29 Aug California could lose 10% of its water. Gavin Newsom offers new drought, water blueprint
Predicting that California’s water supplies could drop 10% in the next 20 years, Gov. Gavin Newsom outlined a broad drought protection blueprint Thursday that relies on more reservoirs, recycling and other strategies.
As California suffers through a third year of severe drought, the governor warned of decades of water shortages in California’s future — and said California has to do more to bridge the gap. As the climate dries out, “we have a new sense of urgency to address this issue,” he said while visiting a desalination plant under construction in Antioch. “What we’re focusing on is creating more water … moving away from a scarcity mindset to one more of abundance.
Much of the blueprint depends on projects already underway, including the construction of Sites Reservoir near the Sacramento River and six other storage projects that have been earmarked for billions of dollars in funding from Proposition 1, the voter-approved 2014 water bond. Newsom said the state will assemble a “strike team to facilitate state permitting” and rush the projects toward completion. He said California needs to slash “absurd” red tape that can tie up big projects. “This paralysis of process is getting in the way of progress,” he said. The plan will “adapt our water supply to a hotter and drier future, which we know is coming,” said Karla Nemeth, director of the state Department of Water Resources, who accompanied Newsom to Antioch. “We have to create new water supplies through recycling and desalination.”

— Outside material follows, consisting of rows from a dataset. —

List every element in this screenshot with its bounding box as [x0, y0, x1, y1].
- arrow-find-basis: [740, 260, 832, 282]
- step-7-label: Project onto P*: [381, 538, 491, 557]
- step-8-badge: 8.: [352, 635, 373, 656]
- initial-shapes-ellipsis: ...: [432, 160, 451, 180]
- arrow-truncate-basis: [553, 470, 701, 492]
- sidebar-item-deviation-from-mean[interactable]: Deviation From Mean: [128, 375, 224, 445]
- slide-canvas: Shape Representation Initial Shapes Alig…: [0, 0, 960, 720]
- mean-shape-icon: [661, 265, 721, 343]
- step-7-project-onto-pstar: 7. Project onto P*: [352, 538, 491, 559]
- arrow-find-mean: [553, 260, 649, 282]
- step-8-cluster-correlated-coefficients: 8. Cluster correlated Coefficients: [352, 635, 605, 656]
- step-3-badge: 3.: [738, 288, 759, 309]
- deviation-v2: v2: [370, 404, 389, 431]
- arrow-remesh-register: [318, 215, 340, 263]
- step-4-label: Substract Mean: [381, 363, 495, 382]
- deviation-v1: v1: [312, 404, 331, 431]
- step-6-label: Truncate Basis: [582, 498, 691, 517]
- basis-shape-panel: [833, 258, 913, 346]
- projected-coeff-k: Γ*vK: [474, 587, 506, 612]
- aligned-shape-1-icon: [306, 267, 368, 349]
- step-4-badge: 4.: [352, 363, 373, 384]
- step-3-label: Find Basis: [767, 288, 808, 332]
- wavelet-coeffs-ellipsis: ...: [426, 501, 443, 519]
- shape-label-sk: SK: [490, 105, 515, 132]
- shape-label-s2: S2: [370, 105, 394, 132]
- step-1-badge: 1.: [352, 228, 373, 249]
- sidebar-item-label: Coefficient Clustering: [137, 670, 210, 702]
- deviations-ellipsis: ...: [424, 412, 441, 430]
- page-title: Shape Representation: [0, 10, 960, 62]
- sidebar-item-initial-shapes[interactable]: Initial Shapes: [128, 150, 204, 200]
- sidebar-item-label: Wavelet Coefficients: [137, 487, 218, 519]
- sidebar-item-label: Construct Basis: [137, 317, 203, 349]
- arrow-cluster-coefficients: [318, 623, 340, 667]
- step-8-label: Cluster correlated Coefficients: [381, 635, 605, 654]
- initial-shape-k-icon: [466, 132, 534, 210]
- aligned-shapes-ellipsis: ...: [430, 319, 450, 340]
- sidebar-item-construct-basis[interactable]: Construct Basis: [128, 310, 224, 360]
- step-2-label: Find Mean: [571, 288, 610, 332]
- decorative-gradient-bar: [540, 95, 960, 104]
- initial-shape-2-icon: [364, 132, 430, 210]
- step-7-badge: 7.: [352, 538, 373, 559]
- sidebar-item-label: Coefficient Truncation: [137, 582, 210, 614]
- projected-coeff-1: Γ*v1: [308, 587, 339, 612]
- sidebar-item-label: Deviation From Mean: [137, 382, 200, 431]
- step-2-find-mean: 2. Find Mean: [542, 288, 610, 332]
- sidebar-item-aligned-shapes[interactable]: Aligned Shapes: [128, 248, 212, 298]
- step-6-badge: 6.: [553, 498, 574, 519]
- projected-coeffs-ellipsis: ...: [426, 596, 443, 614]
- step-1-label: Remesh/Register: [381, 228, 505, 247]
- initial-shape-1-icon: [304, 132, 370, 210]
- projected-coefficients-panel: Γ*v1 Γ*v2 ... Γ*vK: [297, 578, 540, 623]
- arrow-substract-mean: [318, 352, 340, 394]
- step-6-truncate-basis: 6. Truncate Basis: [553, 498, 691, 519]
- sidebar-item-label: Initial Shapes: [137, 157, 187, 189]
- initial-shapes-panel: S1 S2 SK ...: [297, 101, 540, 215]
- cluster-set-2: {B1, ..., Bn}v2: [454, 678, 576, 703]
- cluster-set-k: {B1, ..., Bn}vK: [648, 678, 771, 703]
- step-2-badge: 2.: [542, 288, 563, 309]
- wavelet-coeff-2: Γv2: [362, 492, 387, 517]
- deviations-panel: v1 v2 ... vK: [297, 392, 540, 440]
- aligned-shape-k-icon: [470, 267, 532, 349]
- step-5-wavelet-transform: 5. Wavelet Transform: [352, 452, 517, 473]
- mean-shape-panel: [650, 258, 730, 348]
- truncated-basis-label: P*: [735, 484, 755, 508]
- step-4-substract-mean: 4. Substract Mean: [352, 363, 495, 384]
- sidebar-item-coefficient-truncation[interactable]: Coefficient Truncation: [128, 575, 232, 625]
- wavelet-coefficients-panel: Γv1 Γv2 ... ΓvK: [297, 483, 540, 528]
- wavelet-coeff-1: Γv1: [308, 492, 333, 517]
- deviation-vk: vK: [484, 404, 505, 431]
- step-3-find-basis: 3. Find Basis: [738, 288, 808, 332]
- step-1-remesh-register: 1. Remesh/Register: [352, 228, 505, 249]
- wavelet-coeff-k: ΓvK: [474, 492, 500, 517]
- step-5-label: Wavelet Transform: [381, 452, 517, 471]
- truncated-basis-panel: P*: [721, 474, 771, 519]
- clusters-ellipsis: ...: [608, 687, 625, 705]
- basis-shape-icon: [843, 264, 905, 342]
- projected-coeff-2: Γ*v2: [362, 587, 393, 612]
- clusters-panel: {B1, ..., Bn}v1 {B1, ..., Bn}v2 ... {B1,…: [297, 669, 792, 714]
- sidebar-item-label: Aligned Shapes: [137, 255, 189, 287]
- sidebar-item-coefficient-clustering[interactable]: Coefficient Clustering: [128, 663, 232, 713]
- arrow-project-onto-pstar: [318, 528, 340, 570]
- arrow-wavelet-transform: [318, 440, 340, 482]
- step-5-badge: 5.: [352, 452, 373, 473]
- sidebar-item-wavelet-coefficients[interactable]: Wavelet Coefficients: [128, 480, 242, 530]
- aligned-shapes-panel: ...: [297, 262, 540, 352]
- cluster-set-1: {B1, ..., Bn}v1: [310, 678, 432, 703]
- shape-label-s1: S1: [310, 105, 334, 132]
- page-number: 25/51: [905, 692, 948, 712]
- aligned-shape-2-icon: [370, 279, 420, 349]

Most of these projects are years away. Sites, a massive new reservoir that would be built about an hour north of Sacramento, probably wouldn’t open until around 2030 at the earliest. Sites would draw water from the Sacramento River, and environmentalists believe it would exacerbate the ecological problems the river is facing. But Newsom’s administration believes California needs to improve storage — above and below ground — as climate change turns the state hotter and drier. The Sierra Nevada snowpack — which acts as a second set of reservoirs, capable of releasing water during the dry months — is already diminishing as rain replaces snowfall. That makes it more vital for California to capture and store precipitation when it does fall, the governor’s administration believes. During his visit to Antioch, Newsom applauded the city’s decision to move ahead with a $100 million desalination plant that will remove saltiness from water creeping into its water supply from the ocean. He said desalination must become “a significant part of our effort, our portfolio.”
Yet desalination is expensive and often controversial. Despite Newsom’s support, a major desalination plant in Orange County was shot down recently by the California Coastal Commission. Newsom also insisted that conservation can help California cope with drought. Even though the state has fallen short of his call for 15% in voluntary cutbacks in urban use, the conservation numbers have improved in recent months, reaching 7.6% in June. “We’re moving in the right direction,” Newsom said. But he repeated earlier warnings that he could order mandatory statewide cutbacks if conservation falters.